El deshollinador trató de convencerla con todos los razonamientos imaginables. Le recordó al chino viejo y al General-Mandamás-en-Vanguardia-y-Retaguardia pero ella lloraba tan amargamente que éste terminó cediendo.
Con grandes dificultades se arrastraron por la chimenea cuesta abajo y cuando llegaron al fondo… ¡Santo cielo! ¡Allí, en medio del piso, yacía deshecho el chino viejo! Al tratar de perseguirlos, se había caído de la mesa, y allí estaba roto en tres pedazos, y la cabeza había rodado a un rincón.
—¡Qué horror! —Exclamó la pastorcita—. El abuelo está roto y todo por culpa nuestra. No me lo perdonaré nunca.

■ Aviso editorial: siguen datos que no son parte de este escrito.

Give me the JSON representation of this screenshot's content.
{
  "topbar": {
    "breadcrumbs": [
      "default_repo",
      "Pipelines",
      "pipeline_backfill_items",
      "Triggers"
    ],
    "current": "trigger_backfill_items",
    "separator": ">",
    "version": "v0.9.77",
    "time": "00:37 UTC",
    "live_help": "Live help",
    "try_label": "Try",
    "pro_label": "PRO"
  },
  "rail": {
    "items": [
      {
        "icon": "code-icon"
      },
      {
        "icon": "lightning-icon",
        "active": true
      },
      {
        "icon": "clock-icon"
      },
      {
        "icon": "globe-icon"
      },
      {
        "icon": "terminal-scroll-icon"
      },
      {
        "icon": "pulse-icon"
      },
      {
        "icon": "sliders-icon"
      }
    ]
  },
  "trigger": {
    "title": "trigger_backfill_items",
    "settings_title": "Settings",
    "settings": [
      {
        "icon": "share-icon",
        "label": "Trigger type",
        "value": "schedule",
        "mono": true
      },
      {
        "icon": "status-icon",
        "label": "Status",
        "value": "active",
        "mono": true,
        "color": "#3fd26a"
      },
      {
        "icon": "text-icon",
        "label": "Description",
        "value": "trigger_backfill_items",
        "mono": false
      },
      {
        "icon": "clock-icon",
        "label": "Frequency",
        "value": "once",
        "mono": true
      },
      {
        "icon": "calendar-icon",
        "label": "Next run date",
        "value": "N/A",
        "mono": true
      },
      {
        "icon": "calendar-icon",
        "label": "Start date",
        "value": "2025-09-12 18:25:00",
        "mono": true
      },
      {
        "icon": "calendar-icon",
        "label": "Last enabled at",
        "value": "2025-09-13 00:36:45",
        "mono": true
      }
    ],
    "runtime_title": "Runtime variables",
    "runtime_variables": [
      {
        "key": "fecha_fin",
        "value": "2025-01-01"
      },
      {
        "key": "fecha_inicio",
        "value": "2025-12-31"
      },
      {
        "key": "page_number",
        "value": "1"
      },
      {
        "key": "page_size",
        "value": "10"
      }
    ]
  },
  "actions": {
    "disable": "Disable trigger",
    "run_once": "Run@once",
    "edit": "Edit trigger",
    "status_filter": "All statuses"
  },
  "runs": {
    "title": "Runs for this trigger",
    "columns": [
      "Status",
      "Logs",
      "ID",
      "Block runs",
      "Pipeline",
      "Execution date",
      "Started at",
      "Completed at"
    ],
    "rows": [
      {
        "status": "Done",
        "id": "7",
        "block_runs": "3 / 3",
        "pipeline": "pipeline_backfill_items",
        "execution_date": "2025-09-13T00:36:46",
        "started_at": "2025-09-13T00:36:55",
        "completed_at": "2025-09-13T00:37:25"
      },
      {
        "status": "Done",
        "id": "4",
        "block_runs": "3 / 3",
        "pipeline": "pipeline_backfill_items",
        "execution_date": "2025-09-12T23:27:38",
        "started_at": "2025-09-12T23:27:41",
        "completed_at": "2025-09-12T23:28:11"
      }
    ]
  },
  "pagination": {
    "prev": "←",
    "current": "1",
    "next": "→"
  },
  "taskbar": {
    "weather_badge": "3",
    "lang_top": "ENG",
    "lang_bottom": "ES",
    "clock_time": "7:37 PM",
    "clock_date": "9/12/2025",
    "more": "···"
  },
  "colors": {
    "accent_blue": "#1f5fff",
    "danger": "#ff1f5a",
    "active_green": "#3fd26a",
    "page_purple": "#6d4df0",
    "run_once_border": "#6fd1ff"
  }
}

—Todavía hay tiempo de repararlo —dijo el deshollinador—. Puede quedar muy bien.
—¿De veras que lo crees así? —dijo ella.
Días después…
…¡Vaya si lo repararon bien! La familia le puso en el cuello un bonito remache. Estaba como nuevo; sólo que no podía mover la cabeza.
¿Vas a entregarme a la Pastorcita o no? – preguntó el General-Mandamás-en-Vanguardia-y-Retaguardia
Pero le era imposible mover la cabeza. Así que ya no se separó nunca de la Pastorcita y el Deshollinador de Chimeneas quienes continuaron amándose hasta que, por fin, también ellos se rompieron un día.
Y colorín colorado, este cuento se ha acabado!